②New-to-Brand(ブランド新規顧客指標)
New-to-Brandとは、Amazonで対象ブランドの商品を初めて購入した顧客(ブランド新規顧客)からの、広告経由の購買や売上などを確認できる指標です。
過去12か月間の間、一度も対象ブランドの商品を購入したことがないユーザーが「ブランド新規顧客」と判断されます。
新規顧客と既存顧客、宣伝ASINに関する指標とBrand Halo指標の関係性は下記の図のようになっています。
このように宣伝ASINにおけるCVとBrand haloのCVにもNew-to-brand(ブランド新規顧客指標)が存在します。
本指標は、AmazonDSP、スポンサーブランド広告、スポンサーディスプレイ広告で確認することができます。
本指標ではブランドの新規顧客率が分かるため、「既存顧客の購入率が高い⇒新規顧客を増やすためにもアッパーファネル、ミドルファネルにアプローチできるAmazonDSPを活用しよう」などの現状の顧客の傾向や今後の施策を練ることも可能になります。
マーケティング施策を練る上でも非常に参考になる指標なのでこちらも使いこなしていきましょう!
AmazonDSP特有のレポート指標
AmazonDSPには、特有のレポート指標が複数存在します。
代表的なものでは、DPV(Detail Page View )に関する指標が挙げられます。

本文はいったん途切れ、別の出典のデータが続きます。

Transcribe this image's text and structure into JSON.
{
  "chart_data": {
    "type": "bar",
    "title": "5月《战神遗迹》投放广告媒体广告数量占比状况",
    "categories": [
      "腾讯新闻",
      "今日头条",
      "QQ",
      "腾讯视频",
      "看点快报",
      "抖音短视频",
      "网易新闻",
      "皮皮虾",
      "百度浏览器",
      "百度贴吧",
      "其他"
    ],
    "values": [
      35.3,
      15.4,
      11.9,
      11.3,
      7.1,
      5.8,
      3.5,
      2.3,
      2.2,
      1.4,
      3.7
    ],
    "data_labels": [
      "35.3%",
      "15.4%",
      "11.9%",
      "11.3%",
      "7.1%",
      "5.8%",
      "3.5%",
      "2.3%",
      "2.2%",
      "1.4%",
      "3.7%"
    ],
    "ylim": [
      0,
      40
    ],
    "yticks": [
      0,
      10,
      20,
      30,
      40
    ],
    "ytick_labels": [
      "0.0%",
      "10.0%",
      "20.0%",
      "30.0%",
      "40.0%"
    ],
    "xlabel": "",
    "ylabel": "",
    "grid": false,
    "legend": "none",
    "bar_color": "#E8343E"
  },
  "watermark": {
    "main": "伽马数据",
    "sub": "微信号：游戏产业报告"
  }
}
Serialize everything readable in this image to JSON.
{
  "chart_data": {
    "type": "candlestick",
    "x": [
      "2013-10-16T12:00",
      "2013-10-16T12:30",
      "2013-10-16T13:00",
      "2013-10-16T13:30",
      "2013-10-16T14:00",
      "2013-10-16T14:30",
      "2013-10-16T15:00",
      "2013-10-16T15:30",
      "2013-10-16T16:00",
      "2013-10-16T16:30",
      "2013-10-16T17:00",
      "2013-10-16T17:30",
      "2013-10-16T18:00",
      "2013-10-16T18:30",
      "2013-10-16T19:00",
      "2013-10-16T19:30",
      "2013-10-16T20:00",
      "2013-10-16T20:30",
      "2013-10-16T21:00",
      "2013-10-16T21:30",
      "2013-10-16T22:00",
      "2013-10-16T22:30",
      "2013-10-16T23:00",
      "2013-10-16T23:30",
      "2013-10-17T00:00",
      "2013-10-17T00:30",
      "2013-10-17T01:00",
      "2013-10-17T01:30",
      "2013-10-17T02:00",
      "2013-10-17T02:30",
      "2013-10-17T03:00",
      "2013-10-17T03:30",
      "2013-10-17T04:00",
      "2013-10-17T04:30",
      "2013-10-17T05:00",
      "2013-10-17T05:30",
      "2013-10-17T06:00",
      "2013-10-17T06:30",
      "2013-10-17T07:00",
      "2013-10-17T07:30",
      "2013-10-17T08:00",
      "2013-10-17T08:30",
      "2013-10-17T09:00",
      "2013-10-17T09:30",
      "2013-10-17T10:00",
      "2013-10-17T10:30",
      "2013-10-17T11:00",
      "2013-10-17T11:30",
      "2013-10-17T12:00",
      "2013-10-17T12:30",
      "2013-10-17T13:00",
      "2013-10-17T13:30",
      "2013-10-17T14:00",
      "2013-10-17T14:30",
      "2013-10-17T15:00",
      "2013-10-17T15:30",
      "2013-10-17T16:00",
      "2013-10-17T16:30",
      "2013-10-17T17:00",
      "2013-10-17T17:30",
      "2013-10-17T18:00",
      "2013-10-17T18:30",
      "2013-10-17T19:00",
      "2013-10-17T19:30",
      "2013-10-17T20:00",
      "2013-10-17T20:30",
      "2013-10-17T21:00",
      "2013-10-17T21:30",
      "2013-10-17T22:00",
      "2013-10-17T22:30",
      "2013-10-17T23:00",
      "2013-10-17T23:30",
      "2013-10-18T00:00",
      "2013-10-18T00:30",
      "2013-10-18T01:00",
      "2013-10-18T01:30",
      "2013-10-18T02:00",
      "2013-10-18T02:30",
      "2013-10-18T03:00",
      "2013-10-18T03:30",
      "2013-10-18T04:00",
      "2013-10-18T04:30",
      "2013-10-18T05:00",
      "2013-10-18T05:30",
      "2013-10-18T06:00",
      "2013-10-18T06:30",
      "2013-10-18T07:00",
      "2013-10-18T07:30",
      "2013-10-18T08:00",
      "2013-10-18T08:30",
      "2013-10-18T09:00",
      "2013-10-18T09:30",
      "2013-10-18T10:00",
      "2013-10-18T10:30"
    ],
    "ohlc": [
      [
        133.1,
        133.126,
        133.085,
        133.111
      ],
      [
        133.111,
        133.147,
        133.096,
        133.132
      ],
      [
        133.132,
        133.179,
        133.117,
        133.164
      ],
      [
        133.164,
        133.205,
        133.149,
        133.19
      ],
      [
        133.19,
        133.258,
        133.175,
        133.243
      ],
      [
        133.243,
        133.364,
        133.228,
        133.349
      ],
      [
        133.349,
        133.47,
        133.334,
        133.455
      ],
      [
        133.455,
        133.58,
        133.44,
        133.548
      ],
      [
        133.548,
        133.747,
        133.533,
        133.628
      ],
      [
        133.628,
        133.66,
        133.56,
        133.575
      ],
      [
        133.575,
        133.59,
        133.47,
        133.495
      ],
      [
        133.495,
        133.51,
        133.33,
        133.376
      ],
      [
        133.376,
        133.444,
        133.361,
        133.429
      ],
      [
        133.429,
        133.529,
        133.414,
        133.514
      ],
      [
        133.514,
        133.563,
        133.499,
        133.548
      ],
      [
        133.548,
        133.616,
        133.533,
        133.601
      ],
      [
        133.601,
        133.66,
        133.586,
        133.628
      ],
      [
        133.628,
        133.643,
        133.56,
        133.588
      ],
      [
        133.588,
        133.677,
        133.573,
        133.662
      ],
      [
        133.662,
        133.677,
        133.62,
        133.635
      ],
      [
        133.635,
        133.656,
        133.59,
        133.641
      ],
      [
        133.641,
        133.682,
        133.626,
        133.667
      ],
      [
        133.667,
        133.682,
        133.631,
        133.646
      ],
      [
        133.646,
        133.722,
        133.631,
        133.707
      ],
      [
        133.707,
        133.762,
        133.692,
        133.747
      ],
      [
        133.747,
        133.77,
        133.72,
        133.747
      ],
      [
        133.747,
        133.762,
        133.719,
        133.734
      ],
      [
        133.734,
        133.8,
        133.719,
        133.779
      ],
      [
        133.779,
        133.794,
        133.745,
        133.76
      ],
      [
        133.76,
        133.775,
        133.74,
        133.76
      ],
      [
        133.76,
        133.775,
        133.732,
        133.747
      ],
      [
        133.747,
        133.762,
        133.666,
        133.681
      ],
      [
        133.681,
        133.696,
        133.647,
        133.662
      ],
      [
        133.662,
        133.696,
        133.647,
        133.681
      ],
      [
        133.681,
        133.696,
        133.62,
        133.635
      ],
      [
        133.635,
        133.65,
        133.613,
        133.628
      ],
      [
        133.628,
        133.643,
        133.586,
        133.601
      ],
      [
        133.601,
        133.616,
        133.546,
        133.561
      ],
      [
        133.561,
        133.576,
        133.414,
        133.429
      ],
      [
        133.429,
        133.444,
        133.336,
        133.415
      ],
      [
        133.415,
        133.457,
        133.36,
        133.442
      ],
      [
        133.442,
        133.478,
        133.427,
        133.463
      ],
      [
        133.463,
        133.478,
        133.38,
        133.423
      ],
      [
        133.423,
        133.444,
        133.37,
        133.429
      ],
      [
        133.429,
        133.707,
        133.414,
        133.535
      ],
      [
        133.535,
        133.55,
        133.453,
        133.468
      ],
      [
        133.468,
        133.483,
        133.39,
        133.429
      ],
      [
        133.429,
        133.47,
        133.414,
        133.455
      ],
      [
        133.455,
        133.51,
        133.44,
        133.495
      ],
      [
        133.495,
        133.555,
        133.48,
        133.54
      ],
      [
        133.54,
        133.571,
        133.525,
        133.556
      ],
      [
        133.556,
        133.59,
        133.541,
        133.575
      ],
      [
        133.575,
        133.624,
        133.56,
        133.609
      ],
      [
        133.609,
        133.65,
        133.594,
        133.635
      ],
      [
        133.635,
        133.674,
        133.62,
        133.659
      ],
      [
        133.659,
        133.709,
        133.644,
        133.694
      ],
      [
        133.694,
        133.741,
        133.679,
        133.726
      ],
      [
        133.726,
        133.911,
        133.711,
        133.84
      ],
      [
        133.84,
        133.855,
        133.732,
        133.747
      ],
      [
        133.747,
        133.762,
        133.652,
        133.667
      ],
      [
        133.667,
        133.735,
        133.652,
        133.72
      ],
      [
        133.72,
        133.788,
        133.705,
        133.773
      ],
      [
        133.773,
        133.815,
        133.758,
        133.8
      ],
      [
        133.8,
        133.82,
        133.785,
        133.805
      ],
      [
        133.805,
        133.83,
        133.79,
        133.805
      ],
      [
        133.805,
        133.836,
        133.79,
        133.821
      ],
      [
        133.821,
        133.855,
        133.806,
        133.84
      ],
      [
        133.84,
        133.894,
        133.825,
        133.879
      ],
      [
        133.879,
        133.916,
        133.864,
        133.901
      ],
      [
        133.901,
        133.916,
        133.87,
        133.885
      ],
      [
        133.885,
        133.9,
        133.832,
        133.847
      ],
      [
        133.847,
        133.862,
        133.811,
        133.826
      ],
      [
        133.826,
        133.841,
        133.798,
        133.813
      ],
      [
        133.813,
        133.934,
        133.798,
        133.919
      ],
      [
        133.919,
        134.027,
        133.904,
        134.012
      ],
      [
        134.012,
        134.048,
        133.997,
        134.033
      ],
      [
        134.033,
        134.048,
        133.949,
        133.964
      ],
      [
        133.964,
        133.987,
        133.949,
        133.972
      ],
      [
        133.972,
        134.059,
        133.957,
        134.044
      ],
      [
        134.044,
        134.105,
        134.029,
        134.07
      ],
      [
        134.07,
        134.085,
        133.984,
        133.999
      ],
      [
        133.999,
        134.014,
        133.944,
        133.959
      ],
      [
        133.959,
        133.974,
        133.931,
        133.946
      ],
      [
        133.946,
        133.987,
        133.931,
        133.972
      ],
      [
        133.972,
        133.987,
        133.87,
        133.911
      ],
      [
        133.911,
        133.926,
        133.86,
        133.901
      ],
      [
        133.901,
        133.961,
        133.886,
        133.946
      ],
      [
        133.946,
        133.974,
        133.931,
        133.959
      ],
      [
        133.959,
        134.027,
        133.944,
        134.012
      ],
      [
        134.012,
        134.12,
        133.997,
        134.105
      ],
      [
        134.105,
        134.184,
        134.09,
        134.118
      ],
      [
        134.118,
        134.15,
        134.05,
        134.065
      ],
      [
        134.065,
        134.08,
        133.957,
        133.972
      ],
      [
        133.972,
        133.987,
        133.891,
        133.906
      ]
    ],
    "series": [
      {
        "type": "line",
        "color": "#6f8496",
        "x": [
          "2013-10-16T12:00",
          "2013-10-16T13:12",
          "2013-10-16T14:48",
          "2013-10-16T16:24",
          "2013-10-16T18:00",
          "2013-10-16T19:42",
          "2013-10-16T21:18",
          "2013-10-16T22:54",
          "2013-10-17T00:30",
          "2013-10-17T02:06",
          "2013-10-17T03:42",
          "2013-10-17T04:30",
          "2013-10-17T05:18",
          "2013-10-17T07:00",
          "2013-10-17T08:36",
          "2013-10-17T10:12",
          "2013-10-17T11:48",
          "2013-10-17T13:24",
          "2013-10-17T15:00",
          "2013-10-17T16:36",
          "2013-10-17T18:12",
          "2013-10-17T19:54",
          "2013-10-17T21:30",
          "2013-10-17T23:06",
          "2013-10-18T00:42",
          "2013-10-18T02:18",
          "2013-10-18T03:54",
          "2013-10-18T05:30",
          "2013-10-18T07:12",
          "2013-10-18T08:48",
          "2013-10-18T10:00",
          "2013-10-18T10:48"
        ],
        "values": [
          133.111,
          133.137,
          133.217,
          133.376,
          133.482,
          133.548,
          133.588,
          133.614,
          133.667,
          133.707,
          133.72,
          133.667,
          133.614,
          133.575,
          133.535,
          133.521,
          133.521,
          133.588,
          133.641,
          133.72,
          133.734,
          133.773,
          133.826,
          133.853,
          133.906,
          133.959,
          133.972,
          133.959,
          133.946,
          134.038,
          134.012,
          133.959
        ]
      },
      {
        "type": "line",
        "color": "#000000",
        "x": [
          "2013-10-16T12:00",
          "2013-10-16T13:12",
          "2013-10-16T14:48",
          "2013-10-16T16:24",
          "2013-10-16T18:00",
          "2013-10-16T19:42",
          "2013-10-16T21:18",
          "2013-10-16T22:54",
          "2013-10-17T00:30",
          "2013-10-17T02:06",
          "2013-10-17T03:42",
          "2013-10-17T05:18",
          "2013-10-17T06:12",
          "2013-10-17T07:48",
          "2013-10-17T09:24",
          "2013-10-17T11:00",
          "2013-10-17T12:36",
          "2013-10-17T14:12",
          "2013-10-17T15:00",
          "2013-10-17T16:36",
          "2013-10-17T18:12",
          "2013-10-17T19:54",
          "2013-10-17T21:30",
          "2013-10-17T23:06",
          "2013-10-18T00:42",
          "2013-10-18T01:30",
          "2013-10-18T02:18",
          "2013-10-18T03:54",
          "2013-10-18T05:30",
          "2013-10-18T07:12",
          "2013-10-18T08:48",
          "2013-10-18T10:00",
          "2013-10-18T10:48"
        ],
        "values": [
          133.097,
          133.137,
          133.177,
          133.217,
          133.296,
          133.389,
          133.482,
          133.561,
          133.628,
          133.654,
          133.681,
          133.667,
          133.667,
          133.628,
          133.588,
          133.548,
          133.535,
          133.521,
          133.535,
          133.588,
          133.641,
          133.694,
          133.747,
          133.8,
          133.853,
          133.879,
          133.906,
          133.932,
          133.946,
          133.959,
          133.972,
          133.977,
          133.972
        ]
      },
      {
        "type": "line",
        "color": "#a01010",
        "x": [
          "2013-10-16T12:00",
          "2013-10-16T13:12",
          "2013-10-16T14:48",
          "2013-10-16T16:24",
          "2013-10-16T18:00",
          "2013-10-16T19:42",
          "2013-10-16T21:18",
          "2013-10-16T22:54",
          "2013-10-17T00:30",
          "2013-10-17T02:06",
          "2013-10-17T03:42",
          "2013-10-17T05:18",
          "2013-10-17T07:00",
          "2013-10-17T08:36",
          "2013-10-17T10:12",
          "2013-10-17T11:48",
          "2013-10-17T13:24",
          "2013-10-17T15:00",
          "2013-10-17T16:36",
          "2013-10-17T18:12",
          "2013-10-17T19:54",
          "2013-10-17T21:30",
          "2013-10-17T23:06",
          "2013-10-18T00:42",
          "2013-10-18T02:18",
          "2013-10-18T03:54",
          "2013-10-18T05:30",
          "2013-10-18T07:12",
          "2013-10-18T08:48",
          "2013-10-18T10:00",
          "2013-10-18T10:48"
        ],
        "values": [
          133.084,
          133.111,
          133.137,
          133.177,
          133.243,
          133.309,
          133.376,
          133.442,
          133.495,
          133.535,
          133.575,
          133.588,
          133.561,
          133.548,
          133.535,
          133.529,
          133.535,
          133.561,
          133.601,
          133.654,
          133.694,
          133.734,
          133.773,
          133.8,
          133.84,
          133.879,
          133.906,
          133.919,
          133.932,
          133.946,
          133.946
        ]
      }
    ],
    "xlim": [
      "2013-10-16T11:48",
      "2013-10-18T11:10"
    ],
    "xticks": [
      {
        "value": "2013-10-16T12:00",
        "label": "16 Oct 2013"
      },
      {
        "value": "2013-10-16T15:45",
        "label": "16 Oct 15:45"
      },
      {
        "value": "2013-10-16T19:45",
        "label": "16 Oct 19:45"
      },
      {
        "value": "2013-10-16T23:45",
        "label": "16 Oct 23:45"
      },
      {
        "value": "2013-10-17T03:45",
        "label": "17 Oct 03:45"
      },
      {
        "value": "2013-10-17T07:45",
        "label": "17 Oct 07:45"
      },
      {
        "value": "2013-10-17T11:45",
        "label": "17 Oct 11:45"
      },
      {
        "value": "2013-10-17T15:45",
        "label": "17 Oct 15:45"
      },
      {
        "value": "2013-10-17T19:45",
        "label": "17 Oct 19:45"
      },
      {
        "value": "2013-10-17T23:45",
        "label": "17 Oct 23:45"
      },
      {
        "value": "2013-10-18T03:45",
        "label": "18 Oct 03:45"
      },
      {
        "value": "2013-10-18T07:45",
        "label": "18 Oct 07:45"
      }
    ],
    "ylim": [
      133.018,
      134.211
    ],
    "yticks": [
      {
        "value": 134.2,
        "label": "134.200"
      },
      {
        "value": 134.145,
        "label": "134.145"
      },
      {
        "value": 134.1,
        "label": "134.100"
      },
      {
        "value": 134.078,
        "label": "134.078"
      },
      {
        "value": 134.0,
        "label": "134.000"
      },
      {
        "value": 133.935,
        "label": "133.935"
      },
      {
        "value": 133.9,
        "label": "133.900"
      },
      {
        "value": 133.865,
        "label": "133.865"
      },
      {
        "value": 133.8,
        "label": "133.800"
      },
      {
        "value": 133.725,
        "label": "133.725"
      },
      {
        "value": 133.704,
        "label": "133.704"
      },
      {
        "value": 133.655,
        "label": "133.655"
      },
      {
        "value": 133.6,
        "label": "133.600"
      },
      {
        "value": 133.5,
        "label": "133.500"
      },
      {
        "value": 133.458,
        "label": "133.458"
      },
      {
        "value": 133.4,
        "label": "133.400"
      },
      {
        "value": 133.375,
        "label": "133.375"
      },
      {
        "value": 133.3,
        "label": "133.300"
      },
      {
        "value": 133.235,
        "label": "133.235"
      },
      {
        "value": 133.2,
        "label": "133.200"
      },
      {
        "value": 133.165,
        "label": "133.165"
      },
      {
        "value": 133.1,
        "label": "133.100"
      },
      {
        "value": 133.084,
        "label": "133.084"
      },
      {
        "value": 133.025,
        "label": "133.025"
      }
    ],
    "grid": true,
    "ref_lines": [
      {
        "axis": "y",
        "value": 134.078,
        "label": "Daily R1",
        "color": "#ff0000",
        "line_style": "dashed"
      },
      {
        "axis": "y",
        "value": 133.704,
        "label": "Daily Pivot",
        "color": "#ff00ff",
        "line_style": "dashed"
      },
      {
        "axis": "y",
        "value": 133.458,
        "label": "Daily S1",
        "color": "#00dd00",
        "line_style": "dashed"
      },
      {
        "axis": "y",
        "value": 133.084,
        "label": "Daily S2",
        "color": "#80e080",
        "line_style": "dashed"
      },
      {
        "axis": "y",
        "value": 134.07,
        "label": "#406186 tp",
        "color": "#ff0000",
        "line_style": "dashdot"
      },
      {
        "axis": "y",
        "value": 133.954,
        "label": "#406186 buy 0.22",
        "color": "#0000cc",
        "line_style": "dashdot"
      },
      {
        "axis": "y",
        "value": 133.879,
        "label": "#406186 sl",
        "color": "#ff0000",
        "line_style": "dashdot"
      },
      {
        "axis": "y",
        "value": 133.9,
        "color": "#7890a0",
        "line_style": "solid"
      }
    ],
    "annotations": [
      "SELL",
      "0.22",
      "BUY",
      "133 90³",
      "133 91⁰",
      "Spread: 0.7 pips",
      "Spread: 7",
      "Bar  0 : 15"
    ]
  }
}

以前のAmazonの用語解説の記事でも触れましたが、AmazonのECサイトには、「商品詳細ページ」というページがあり、広告接触者がこのページへの訪問した回数を確認できるのがDPVです。
DPVに関する指標には、主にDPVRとCPDPVがあります。
DPVRはDetail Page View Rateの略で、広告のimpressionに対する商品詳細ページ訪問回数の比率を表しています。
CPDPVはCost Per Detail Page Viewの略で、DPV1回あたりの広告単価を指しています。
また、DPVにはViewベースのDPVとClickベースのDPVがあり、広告が表示されただけでClickはしていないがユーザー自ら商品詳細ページを訪れた場合、広告をClickして直接商品詳細ページを訪れた場合の2パターンで分けて分析することも可能です。
AmazonDSP特有の指標は商品詳細ページに関するもの以外にも、商品レビューページの閲覧や、リストへの追加、カートへの追加などに関する指標も確認可能です。
これらの指標一覧を表にまとめているのでぜひ確認してみてください。
広告配信を評価する上で、毎回これらすべての指標を確認することはあまり多くありませんが、ユーザーが商品を購入する際、どこのファネルまで来ているのかを確認する上で有用な指標となっています。
このようにAmazon広告にはAmazon広告ならでは広告指標や概念が存在しており、これらを使いこなすことで、正確に配信を評価できたり、今後講じるべき策を考えたりすることができるようになります。運用型広告のPDACを回す上でも各指標の理解と評価は欠かすことのできない重要なポイントです。
〈まとめ〉
・DPV(Detail Page View):広告接触者が「商品詳細ページ」に訪問した回数
・DPVR(Detail Page View Rate):広告のimpressionに対する商品詳細ページ訪問回数の比率
・CPDPV(Cost Per Detail Page View):DPV1回あたりの広告単価
おわりに
今回は基本的なデジタル広告のレポート指標をおさらいしつつ、Amazon広告ならではのレポート指標を解説してきました。
この記事をご覧いただいた方は、Amazon広告に対する理解をより深めていただけたのではないかと思います。
もし、Amazon広告の指標に関しておさらいしたくなった時は、この記事を思い出して読み返してみてください!